E' un cinema, se vogliamo, per happy few, ma in questo momento di orge televisive e di macchinoni hollywoodiani indirizzati soltanto a reazioni epidermiche, è una splendida dimostrazione di quello che ancora si può fare con l'arte del film, specie se si opera sull'immagine. Nei panni di Marin Marais c'è Gérard Depardieu, prima bolso, segnato, appesantito dal successo, poi ferito e reso trasparente dalla crisi che lo riscatta. Saint-Colombe è Jean-Pierre Marielle, il segnale più scoperto nel suo rigore e nei suoi abiti da lutto e fuori moda, della citazione di Dreyer. La figlia che morirà per amore è Anne Brochet, una figurina dolente e squisita; a Marin Marais giovane dà volto lo stesso figlio di Depardieu, Guillaume.
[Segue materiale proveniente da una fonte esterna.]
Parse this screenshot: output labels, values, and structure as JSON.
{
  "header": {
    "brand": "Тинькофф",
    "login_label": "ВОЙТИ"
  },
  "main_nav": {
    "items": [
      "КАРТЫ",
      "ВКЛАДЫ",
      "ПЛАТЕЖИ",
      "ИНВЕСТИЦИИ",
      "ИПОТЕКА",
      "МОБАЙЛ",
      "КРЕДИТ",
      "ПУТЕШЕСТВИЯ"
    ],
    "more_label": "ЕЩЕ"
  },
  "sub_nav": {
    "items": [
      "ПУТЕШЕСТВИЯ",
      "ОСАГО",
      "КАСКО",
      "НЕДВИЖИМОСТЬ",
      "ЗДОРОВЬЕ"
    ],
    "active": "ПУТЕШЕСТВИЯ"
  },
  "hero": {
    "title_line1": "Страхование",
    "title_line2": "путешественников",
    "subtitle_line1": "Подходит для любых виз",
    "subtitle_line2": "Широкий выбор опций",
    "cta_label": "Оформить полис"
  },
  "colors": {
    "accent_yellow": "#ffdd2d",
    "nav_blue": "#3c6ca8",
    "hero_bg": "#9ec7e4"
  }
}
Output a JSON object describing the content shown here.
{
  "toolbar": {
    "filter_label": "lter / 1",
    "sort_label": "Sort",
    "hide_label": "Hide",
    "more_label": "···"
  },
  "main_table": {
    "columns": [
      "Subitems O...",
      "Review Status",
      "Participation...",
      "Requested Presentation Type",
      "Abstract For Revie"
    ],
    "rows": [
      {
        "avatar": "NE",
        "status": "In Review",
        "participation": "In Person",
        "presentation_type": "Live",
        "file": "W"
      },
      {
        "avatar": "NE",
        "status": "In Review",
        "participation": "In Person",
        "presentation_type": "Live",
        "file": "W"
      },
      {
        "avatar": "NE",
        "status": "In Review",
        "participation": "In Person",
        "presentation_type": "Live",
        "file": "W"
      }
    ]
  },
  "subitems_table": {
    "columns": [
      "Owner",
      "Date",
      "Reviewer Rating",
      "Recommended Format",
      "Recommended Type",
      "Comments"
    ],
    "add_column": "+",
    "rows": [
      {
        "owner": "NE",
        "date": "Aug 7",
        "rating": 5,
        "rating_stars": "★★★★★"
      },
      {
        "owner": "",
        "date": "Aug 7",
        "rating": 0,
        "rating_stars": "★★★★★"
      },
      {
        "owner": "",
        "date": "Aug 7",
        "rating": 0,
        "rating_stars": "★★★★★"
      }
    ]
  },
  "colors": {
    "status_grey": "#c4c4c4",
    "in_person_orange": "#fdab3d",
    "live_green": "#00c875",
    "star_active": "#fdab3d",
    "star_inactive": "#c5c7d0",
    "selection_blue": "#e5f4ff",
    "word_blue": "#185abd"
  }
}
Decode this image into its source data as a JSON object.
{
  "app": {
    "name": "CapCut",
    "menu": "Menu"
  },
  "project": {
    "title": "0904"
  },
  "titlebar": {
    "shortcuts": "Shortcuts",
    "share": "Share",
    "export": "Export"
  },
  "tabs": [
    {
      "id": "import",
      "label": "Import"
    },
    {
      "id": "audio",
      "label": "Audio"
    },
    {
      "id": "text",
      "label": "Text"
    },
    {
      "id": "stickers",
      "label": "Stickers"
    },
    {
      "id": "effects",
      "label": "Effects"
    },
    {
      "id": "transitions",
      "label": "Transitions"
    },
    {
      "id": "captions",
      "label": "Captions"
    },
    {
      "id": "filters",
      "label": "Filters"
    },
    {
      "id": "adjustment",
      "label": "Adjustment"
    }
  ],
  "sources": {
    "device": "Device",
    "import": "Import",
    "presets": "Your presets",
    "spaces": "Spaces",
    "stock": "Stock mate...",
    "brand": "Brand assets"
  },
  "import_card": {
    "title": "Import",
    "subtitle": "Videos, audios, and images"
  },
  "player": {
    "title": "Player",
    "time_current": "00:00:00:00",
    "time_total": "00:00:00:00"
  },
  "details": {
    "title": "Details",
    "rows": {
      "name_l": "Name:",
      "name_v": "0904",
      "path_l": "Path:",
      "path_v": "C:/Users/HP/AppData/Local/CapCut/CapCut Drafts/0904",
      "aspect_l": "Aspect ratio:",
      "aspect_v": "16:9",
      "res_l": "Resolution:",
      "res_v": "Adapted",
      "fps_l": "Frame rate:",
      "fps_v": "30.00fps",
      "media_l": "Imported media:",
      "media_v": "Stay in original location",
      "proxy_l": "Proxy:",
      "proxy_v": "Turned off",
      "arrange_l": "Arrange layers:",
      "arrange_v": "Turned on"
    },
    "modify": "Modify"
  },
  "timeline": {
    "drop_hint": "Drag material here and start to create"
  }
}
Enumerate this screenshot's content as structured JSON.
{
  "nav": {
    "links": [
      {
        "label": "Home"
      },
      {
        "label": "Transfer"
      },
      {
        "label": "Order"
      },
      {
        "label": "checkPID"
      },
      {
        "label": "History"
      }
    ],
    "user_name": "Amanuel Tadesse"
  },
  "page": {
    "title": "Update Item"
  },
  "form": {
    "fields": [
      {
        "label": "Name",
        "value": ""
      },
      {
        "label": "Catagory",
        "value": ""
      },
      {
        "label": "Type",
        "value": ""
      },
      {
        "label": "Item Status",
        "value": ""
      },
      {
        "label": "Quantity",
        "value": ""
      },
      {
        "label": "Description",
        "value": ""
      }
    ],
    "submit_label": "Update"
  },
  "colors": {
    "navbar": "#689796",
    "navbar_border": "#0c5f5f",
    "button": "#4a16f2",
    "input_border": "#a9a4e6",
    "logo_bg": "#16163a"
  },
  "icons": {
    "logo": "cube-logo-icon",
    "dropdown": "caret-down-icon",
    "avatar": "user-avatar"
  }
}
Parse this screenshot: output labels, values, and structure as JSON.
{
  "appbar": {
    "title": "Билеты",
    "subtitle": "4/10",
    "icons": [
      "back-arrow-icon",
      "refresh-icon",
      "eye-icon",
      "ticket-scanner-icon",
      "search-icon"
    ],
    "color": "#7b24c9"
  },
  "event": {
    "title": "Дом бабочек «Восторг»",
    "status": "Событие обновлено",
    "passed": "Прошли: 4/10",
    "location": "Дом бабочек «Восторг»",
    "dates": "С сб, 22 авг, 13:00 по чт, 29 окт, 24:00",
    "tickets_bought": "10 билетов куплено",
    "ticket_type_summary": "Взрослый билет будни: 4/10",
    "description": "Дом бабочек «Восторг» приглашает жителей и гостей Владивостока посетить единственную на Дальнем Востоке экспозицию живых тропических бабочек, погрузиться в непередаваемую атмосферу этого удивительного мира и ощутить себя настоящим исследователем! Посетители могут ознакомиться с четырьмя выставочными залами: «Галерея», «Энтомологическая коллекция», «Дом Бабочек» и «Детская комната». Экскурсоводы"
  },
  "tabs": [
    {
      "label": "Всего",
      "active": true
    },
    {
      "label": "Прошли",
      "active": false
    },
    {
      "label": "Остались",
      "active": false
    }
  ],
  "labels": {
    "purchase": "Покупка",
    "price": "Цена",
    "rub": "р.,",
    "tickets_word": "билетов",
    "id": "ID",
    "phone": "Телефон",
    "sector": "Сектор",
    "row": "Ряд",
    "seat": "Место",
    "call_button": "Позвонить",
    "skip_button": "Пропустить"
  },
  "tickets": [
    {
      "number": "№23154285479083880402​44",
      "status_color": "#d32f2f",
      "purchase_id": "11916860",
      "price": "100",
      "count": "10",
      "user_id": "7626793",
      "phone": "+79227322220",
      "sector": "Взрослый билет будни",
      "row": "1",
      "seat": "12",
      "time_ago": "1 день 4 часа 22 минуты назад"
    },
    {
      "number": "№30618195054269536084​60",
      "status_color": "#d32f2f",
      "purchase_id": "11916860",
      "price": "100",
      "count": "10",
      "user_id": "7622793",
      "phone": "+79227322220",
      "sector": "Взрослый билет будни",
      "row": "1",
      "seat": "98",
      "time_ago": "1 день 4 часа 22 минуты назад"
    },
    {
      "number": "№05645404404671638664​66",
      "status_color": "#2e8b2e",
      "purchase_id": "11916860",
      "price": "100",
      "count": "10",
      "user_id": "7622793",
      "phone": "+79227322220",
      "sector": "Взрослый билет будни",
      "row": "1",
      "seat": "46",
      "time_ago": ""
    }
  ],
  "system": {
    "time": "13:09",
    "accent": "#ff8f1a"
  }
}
Non so però se diventerà come il padre." (Gian Luigi Rondi, 'Il Tempo', 29 febbraio 1992)

 Guillaume Depardieu non ha avuto tempo di diventare come il padre. Morto a 37 anni dopo una vita disperata, nel film è il giovane e raggiante Marin Marais, musicista celebre di età barocca vissuto alla corte di Versailles fra agi e onori. Meglio ricordarlo cos.